俺以外の前だと猫被るのが当たり前だったのに、今日は様子がおかしいな。
「そうだ。カレーあるんだけど麗華も食べるか?最近は外食ばっかりだろ?」
「いい。食べてきたから。相手の都合で仕事がなくなって……ふぁ、今日は1日寝てるからうるさくしないでよね」
「わ、分かった」
「……なんだ、一緒に祝う人いるんじゃん」
「な、なんか言ったか?」
「なんでもない。高校受かったみたいだけど私、守られるほど弱くないから。それと、今日はたまたま話さないといけなかっただけで、特別。あの時の言葉まだ有効なんだからね」
それってあの時の……。
でも……。
「死んでないからセーフなんじゃないのか?」
「死んだら口きかないって意味じゃない。まさか繋げて理解してた?馬鹿なおに、兄さんはやっぱり嫌い。無茶する兄さんはもっと嫌いだから」
麗華はそう言って自分の部屋に向かった。
あんな態度だけど多分無茶するなって言ってくれたんだよな?
「な、なんか思ってた印象と違くて驚いちゃった……」
「家ではあんなですよ。でも今日は前会った時より優しい感じでした」
「あれで? 綾斗君、大丈夫?引きこもっててちょっとものの感じ方おかしくなってない?」
「だ、大丈夫、だと思います。そ、それよりカレー温まりましたから食べましょう!」
「うん。ありがとう」
――その後俺は野宮さんと談笑しながらカレーを食べたり連絡先を交換していると母さんが帰って来た。
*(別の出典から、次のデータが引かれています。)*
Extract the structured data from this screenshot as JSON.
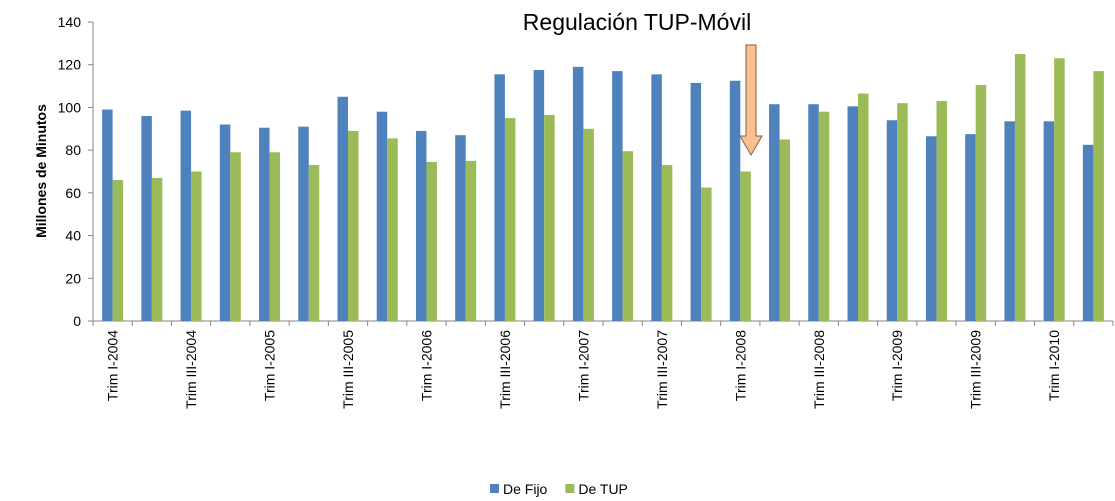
{
  "chart_data": {
    "type": "bar",
    "annotation": "Regulación TUP-Móvil",
    "y_label": "Millones de Minutos",
    "categories": [
      "Trim I-2004",
      null,
      "Trim III-2004",
      null,
      "Trim I-2005",
      null,
      "Trim III-2005",
      null,
      "Trim I-2006",
      null,
      "Trim III-2006",
      null,
      "Trim I-2007",
      null,
      "Trim III-2007",
      null,
      "Trim I-2008",
      null,
      "Trim III-2008",
      null,
      "Trim I-2009",
      null,
      "Trim III-2009",
      null,
      "Trim I-2010",
      null
    ],
    "series": [
      {
        "name": "De Fijo",
        "color": "#4f81bd",
        "values": [
          99,
          96,
          98.5,
          92,
          90.5,
          91,
          105,
          98,
          89,
          87,
          115.5,
          117.5,
          119,
          117,
          115.5,
          111.5,
          112.5,
          101.5,
          101.5,
          100.5,
          94,
          86.5,
          87.5,
          93.5,
          93.5,
          82.5
        ]
      },
      {
        "name": "De TUP",
        "color": "#9bbb59",
        "values": [
          66,
          67,
          70,
          79,
          79,
          73,
          89,
          85.5,
          74.5,
          75,
          95,
          96.5,
          90,
          79.5,
          73,
          62.5,
          70,
          85,
          98,
          106.5,
          102,
          103,
          110.5,
          125,
          123,
          117
        ]
      }
    ],
    "ylim": [
      0,
      140
    ],
    "yticks": [
      0,
      20,
      40,
      60,
      80,
      100,
      120,
      140
    ],
    "legend": "bottom"
  }
}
俺達の事を変に冷やかすもんだから野宮さんはせかせかと帰ってしまった。
それでついつい母さんを軽く叱りそうになったけど、その目に映る涙が俺から出ようとした叱責の言葉を飲み込ませたのだった。
◇
「あーもう! なにあの女なにあの女なにあの女! 『私の』お兄ちゃんなのに!」
お兄ちゃんの合格発表日だからいろんな仕事を無理やり昨日の内に済ませてきたのに!
あの女の所為で全部パアよパアっ!
お兄ちゃんから母さんに合格メールが来てたから、私は直接合格おめでとうって言いたかったのに。
……でも私が悪いのか。あんな約束意固地に守って。
でもそうしないとあの日からお兄ちゃんを見るだけで心臓がおかしいくらい高鳴って……。
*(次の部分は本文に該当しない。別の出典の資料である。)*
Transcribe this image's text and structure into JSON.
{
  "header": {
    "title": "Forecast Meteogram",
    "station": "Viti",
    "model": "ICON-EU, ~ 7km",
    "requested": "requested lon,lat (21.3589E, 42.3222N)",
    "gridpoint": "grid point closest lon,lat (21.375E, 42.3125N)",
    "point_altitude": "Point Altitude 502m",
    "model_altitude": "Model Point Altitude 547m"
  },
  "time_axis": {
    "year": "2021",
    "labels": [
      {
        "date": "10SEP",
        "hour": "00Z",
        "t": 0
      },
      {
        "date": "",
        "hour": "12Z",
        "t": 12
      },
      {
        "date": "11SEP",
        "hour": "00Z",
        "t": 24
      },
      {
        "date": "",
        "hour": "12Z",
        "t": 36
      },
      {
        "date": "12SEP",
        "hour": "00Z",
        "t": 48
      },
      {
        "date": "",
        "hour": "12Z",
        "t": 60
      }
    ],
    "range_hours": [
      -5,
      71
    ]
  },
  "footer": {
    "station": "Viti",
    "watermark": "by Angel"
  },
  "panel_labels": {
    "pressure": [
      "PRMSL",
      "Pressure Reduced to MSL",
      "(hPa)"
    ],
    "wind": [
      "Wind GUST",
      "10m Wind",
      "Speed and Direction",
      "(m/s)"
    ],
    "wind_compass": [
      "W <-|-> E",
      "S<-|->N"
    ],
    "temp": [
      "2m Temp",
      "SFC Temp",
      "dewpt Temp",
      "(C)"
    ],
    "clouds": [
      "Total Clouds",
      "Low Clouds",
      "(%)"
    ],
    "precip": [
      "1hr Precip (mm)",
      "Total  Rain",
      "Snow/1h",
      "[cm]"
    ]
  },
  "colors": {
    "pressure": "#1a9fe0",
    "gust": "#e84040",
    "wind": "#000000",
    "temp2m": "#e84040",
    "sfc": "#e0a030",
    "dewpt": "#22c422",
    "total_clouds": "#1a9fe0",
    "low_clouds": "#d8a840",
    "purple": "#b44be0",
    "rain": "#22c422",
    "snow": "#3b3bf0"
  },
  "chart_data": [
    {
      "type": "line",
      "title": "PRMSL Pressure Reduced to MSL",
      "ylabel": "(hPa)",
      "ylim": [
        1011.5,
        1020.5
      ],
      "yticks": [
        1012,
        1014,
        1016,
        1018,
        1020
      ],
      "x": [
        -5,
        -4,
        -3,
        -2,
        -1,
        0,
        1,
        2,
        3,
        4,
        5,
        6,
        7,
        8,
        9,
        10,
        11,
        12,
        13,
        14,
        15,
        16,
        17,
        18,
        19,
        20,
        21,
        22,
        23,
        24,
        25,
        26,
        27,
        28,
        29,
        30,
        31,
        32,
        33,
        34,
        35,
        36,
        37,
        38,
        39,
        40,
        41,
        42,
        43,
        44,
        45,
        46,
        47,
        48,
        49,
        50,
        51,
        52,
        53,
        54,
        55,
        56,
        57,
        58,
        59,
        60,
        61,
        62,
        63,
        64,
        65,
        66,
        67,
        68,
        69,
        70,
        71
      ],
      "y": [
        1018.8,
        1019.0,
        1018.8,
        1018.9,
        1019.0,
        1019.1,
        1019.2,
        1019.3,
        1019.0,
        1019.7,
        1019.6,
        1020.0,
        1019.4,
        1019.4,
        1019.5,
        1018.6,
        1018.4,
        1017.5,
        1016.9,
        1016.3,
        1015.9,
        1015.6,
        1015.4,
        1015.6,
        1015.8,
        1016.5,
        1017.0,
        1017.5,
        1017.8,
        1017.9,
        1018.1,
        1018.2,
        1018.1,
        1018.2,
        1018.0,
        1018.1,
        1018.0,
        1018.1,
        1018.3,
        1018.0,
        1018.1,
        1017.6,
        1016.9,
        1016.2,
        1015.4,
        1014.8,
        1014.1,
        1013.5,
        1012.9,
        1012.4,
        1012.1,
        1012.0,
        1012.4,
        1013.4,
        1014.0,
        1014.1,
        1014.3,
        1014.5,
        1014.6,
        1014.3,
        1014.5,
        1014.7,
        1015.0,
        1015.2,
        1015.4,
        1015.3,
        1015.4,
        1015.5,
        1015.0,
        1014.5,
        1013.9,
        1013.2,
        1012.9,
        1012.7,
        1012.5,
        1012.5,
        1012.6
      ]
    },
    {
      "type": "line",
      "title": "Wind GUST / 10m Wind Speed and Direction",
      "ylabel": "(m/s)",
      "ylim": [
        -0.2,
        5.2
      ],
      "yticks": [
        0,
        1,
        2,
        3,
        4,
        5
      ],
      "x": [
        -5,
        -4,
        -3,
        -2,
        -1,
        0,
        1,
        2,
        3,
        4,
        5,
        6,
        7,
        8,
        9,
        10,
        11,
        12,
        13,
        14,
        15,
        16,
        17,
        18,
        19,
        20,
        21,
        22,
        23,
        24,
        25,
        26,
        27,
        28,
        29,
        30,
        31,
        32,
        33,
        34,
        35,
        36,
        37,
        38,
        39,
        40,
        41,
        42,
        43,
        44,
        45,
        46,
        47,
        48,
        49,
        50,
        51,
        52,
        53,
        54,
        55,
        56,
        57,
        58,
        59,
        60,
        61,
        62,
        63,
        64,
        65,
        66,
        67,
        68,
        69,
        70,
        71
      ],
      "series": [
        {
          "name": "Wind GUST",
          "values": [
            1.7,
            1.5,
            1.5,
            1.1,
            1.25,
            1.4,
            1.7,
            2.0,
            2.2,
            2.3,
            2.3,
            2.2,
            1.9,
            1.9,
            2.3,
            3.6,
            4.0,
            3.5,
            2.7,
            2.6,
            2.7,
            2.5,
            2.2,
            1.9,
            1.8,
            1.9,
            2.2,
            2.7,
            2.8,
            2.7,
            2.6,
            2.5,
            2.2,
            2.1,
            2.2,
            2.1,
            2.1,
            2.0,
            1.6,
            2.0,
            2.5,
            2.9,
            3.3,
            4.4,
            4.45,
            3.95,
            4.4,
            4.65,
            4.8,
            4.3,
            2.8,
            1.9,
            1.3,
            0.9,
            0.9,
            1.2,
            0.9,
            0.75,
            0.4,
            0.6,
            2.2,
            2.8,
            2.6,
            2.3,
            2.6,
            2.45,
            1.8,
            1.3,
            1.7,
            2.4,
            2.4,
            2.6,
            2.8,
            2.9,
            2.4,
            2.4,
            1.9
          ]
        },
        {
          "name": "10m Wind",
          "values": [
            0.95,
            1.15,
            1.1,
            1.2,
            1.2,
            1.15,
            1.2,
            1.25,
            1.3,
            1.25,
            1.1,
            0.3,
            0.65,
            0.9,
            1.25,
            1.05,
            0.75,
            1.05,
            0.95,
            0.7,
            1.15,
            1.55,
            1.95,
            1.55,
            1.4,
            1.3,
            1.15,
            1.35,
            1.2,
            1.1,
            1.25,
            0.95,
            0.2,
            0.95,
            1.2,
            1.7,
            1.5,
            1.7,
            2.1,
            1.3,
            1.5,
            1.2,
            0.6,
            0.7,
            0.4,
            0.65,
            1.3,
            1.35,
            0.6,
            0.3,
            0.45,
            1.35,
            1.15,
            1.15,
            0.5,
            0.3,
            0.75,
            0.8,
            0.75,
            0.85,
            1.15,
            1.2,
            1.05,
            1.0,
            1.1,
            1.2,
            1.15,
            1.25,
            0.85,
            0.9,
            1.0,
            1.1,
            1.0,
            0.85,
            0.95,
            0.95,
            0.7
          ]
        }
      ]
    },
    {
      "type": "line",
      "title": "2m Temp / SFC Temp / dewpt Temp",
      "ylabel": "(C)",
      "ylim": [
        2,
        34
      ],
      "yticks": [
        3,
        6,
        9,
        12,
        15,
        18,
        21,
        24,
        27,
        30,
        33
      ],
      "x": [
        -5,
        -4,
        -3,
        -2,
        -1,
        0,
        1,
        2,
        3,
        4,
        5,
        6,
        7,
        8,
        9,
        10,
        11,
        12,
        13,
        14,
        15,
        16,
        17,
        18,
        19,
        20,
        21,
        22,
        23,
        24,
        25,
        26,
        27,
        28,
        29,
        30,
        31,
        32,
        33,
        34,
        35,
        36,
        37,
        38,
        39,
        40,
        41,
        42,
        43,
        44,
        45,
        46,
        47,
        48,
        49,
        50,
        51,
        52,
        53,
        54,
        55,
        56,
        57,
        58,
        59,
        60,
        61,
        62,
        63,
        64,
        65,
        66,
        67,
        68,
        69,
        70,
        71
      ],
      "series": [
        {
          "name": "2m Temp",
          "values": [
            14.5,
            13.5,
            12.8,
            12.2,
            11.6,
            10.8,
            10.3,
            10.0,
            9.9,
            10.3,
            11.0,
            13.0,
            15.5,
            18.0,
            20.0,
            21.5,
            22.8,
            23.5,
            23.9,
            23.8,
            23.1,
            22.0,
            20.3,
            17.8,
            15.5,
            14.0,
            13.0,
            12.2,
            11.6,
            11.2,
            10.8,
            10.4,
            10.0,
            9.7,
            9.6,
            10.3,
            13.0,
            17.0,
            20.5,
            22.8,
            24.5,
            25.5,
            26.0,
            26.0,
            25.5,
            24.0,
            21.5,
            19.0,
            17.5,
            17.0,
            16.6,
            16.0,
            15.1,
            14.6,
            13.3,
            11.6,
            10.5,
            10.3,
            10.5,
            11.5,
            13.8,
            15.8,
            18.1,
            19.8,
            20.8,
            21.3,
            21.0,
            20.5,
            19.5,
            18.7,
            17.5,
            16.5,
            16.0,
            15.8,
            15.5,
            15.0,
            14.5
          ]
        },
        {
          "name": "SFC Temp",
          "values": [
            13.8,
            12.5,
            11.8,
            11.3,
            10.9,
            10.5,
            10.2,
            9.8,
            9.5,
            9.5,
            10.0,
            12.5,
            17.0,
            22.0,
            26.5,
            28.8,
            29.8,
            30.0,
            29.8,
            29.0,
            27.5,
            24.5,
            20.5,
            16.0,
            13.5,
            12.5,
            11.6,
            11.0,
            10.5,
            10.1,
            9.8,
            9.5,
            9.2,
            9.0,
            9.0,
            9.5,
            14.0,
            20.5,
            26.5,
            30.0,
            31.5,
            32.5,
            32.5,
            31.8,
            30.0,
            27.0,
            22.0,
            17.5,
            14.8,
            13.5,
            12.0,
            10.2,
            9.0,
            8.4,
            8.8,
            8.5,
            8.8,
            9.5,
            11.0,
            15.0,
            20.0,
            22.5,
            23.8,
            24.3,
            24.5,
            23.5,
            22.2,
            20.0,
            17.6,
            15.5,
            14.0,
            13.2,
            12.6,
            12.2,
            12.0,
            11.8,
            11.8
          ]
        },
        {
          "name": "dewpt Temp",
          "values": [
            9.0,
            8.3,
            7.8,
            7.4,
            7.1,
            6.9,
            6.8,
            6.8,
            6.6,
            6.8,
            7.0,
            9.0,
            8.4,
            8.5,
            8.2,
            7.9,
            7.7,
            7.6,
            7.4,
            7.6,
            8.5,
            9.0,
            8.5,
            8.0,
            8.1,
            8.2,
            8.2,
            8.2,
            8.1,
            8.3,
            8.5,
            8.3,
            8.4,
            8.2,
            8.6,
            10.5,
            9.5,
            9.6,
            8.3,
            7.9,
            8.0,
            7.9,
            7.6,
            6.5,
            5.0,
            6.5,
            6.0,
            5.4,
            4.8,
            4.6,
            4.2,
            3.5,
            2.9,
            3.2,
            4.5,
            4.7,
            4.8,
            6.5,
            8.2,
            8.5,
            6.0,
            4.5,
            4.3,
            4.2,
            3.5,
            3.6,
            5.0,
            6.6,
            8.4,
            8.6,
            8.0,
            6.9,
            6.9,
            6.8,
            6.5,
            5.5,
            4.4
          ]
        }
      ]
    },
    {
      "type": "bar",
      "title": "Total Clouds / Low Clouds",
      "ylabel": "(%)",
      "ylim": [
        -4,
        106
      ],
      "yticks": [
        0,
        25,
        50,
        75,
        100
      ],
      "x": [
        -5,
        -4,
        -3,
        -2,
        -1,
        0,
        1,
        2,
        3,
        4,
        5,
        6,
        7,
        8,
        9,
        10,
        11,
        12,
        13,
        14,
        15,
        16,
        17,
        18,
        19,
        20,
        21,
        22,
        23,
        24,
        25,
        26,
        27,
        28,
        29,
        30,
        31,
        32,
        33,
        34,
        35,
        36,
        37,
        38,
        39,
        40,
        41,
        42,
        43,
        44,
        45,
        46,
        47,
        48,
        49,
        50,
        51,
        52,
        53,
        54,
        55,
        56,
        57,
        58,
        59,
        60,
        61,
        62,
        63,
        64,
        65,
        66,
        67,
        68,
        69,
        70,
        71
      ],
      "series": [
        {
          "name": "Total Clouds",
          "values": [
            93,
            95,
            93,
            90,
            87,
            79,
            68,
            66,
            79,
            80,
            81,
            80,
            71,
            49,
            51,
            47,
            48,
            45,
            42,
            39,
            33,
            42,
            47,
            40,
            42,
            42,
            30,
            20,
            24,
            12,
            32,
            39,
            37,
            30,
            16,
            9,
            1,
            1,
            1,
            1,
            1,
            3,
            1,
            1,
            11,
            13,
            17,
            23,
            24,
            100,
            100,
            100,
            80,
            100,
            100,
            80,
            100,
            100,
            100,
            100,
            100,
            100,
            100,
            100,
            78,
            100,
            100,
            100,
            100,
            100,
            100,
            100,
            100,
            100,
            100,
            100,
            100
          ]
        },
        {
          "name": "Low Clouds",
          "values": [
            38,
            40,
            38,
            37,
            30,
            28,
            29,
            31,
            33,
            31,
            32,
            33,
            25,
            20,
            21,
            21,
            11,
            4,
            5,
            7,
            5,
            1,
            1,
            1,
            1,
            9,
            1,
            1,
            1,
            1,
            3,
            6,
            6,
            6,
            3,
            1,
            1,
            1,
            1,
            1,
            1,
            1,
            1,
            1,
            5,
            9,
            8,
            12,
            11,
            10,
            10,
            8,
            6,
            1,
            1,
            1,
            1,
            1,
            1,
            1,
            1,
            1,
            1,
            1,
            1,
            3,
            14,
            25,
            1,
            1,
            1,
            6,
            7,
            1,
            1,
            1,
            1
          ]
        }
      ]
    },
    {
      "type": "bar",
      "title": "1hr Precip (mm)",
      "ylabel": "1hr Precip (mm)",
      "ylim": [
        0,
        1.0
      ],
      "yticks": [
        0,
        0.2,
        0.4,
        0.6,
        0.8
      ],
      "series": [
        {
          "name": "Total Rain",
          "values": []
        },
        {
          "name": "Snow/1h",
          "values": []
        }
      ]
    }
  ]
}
守ってもらうなんてやっぱり申し訳ないからもっともっと強くなりたいって気持ちとお兄ちゃんに守って欲しいって気持ちが混ざってそれも私をおかしくさせる。
仕事は好き。でもこれ以上お兄ちゃんと離れるのはやっぱり辛いな。
なにかいい方法……でも私、高校には行かないって事務所と決めてるしなぁ。
「はぁ。……お兄ちゃん」
最近の日課。
お兄ちゃんの事を考えながらこうして足の間に手を入れる。
こんな事しちゃ駄目って思ってもやっぱり止められない。
「……ふぅ。お兄ちゃんが私の事務所に入ってくれればなぁ。……。ダンジョン高校入ったんだもん、お兄ちゃんの事ちょっと紹介してもおかしくはないよね」
ティッシュで汚れた手を拭いて自分のスマホに手を掛けると、私はダメ元で事務所に連絡を入れてみるのだった。